Namespaces, AppArmor and overlayfs - Part 1 / 3
The purpose of firmwared, is to make a specially compiled firmware, (for a
drone, for example) modified as little as possible, run on a desktop PC.
But if one wants to run a firmware’s pid 1 (in our case, boxinit, an android
init’s fork), he has to run it as root.
Then the problem is: how to protect the host PC from potentially harmful
behavior of the firmware ?
In this series of three blog posts, I will present the approach I have taken in
firmwared, to attempt to solve this problem.
Namespaces
Linux namespaces are the base technology bricks, provided by the
linux kernel to implement containers, also called lightweight virtualization.
The key idea is that some resources, which are normally shared globally across
the processes of a system, can be unshared between parts of the pid tree.
Because these subtrees can’t alter the original global resource, it is now
protected.
More concretely, chroot can be viewed as the ancestor of linux namespaces.
Normally, all the processes share the same / partition, but by calling the
chroot syscall, a process and all it’s descendants can have another one, thus
protecting the rest of the file system which has now become unreachable.
Aside from chroot, 6 namespaces are implemented in the linux kernel, for
IPC, network, mount tree, PIDs, user and groups and hostname and
domain name.
Note: The namespace for hostname and domain name is called UTS, which is
misleading: it does not relate to time namespacing.
Protection against time modifications must be done with another mechanism, I
choose to use AppArmor for that, which I will detail in another post in this
series.
Inside firmwared
I choose to implement containers directly by using the unshare syscall, another option being to use the clone syscall, but I found it harder to get well.
The interesting part lies in launch_instance.
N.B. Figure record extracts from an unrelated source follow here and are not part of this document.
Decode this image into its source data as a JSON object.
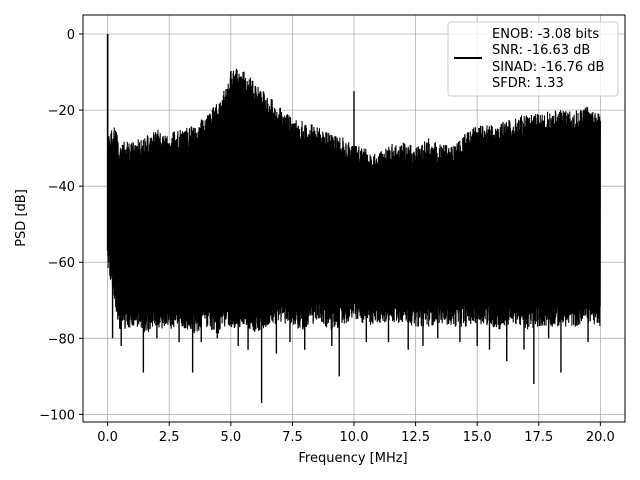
{
  "chart_data": {
    "type": "line",
    "xlabel": "Frequency [MHz]",
    "ylabel": "PSD [dB]",
    "xlim": [
      -1.0,
      21.0
    ],
    "ylim": [
      -102,
      5
    ],
    "xticks": [
      0.0,
      2.5,
      5.0,
      7.5,
      10.0,
      12.5,
      15.0,
      17.5,
      20.0
    ],
    "xtick_labels": [
      "0.0",
      "2.5",
      "5.0",
      "7.5",
      "10.0",
      "12.5",
      "15.0",
      "17.5",
      "20.0"
    ],
    "yticks": [
      0,
      -20,
      -40,
      -60,
      -80,
      -100
    ],
    "ytick_labels": [
      "0",
      "−20",
      "−40",
      "−60",
      "−80",
      "−100"
    ],
    "grid": true,
    "legend_position": "top-right",
    "series": [
      {
        "legend_lines": [
          "ENOB: -3.08 bits",
          "SNR: -16.63 dB",
          "SINAD: -16.76 dB",
          "SFDR: 1.33"
        ],
        "color": "#000000",
        "peak": {
          "x": 0.0,
          "y": 0.0
        },
        "spur": {
          "x": 10.0,
          "y": -15.0
        },
        "envelope": {
          "x": [
            0.0,
            0.25,
            0.5,
            1.0,
            1.5,
            2.0,
            2.5,
            3.0,
            3.5,
            4.0,
            4.5,
            4.9,
            5.0,
            5.5,
            6.0,
            6.5,
            7.0,
            7.5,
            8.0,
            8.5,
            9.0,
            9.5,
            10.0,
            10.5,
            11.0,
            11.5,
            12.0,
            12.5,
            13.0,
            13.5,
            14.0,
            14.5,
            15.0,
            15.5,
            16.0,
            16.5,
            17.0,
            17.5,
            18.0,
            18.5,
            19.0,
            19.5,
            20.0
          ],
          "top": [
            -30,
            -27,
            -31,
            -31,
            -30,
            -28,
            -29,
            -28,
            -27,
            -24,
            -20,
            -16,
            -12,
            -12,
            -16,
            -19,
            -22,
            -25,
            -26,
            -27,
            -29,
            -30,
            -32,
            -33,
            -34,
            -32,
            -31,
            -33,
            -30,
            -32,
            -32,
            -29,
            -27,
            -27,
            -26,
            -25,
            -24,
            -24,
            -23,
            -23,
            -23,
            -22,
            -24
          ],
          "bottom": [
            -58,
            -68,
            -75,
            -74,
            -76,
            -74,
            -75,
            -74,
            -76,
            -74,
            -76,
            -74,
            -75,
            -74,
            -76,
            -74,
            -73,
            -74,
            -75,
            -73,
            -75,
            -74,
            -72,
            -74,
            -73,
            -73,
            -73,
            -74,
            -74,
            -73,
            -74,
            -74,
            -73,
            -74,
            -75,
            -73,
            -75,
            -74,
            -74,
            -74,
            -74,
            -73,
            -74
          ]
        },
        "deep_nulls": [
          {
            "x": 0.2,
            "y": -66
          },
          {
            "x": 0.2,
            "y": -80
          },
          {
            "x": 0.55,
            "y": -82
          },
          {
            "x": 1.45,
            "y": -89
          },
          {
            "x": 2.0,
            "y": -80
          },
          {
            "x": 2.9,
            "y": -81
          },
          {
            "x": 3.45,
            "y": -89
          },
          {
            "x": 3.8,
            "y": -81
          },
          {
            "x": 4.45,
            "y": -80
          },
          {
            "x": 5.3,
            "y": -82
          },
          {
            "x": 5.7,
            "y": -83
          },
          {
            "x": 6.25,
            "y": -97
          },
          {
            "x": 6.85,
            "y": -84
          },
          {
            "x": 7.4,
            "y": -81
          },
          {
            "x": 8.0,
            "y": -83
          },
          {
            "x": 9.1,
            "y": -82
          },
          {
            "x": 9.4,
            "y": -90
          },
          {
            "x": 10.5,
            "y": -81
          },
          {
            "x": 11.4,
            "y": -81
          },
          {
            "x": 12.2,
            "y": -83
          },
          {
            "x": 12.8,
            "y": -82
          },
          {
            "x": 13.4,
            "y": -80
          },
          {
            "x": 14.3,
            "y": -81
          },
          {
            "x": 15.0,
            "y": -82
          },
          {
            "x": 15.5,
            "y": -83
          },
          {
            "x": 16.2,
            "y": -86
          },
          {
            "x": 16.9,
            "y": -83
          },
          {
            "x": 17.3,
            "y": -92
          },
          {
            "x": 17.9,
            "y": -80
          },
          {
            "x": 18.4,
            "y": -89
          },
          {
            "x": 19.5,
            "y": -81
          },
          {
            "x": 19.9,
            "y": -76
          }
        ]
      }
    ]
  }
}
First, setup_containers
creates all of the namespaces we will use, excepted the PID one, more on this
later.
flags = CLONE_FILES | CLONE_NEWIPC | CLONE_NEWNET |
CLONE_NEWNS | CLONE_NEWUTS | CLONE_SYSVSEM;
unshare(flags);
mount(NULL, "/", NULL, MS_REC|MS_PRIVATE, NULL);The mount namespace is special, once put in place, the mount hierarchy will
only be copied to the new namespace, but will be still visible to the parent
namespace.
We want to avoid that, because if someone holds a reference on a file, the mount
point containing it can’t be unmounted.
To prevent this, we indicate that the root of the container will be private to
it’s members, recursively.
Firmwared then does some network interfaces configuration and proceeds to setup_chroot:
chroot(instance->union_mount_point);
chdir("/");The chdir is needed to prevent processes escaping from their jail.
One has to be careful that once the chroot is set up, the executables
accessible, will be these of the rootfs.
So any configuration involving external helpers, for example,
invoke_net_helper() must take place before.
Then the process can unshare(CLONE_PID), which will make the next fork()-ed
process, have a new PID namespace and a PID of 1, inside of it.
For this reason, this namespace must be created at the last moment, after all
the other forks have taken place, otherwise, the init process won’t have a PID
of 1.
Partial conclusion and next steps
Now that the firmware can be instantiated in it’s own namespace, in it’s own root, we would like to be able to run multiple instances in parallel, without having one modifying the file system of the other. If possible, it would be great if we could keep the original firmware pristine and have the diff between it before and after the run, easily identifiable. This problem can be solved with union file systems in general and OverlayFS in particular, which I will soon detail on the next blog post.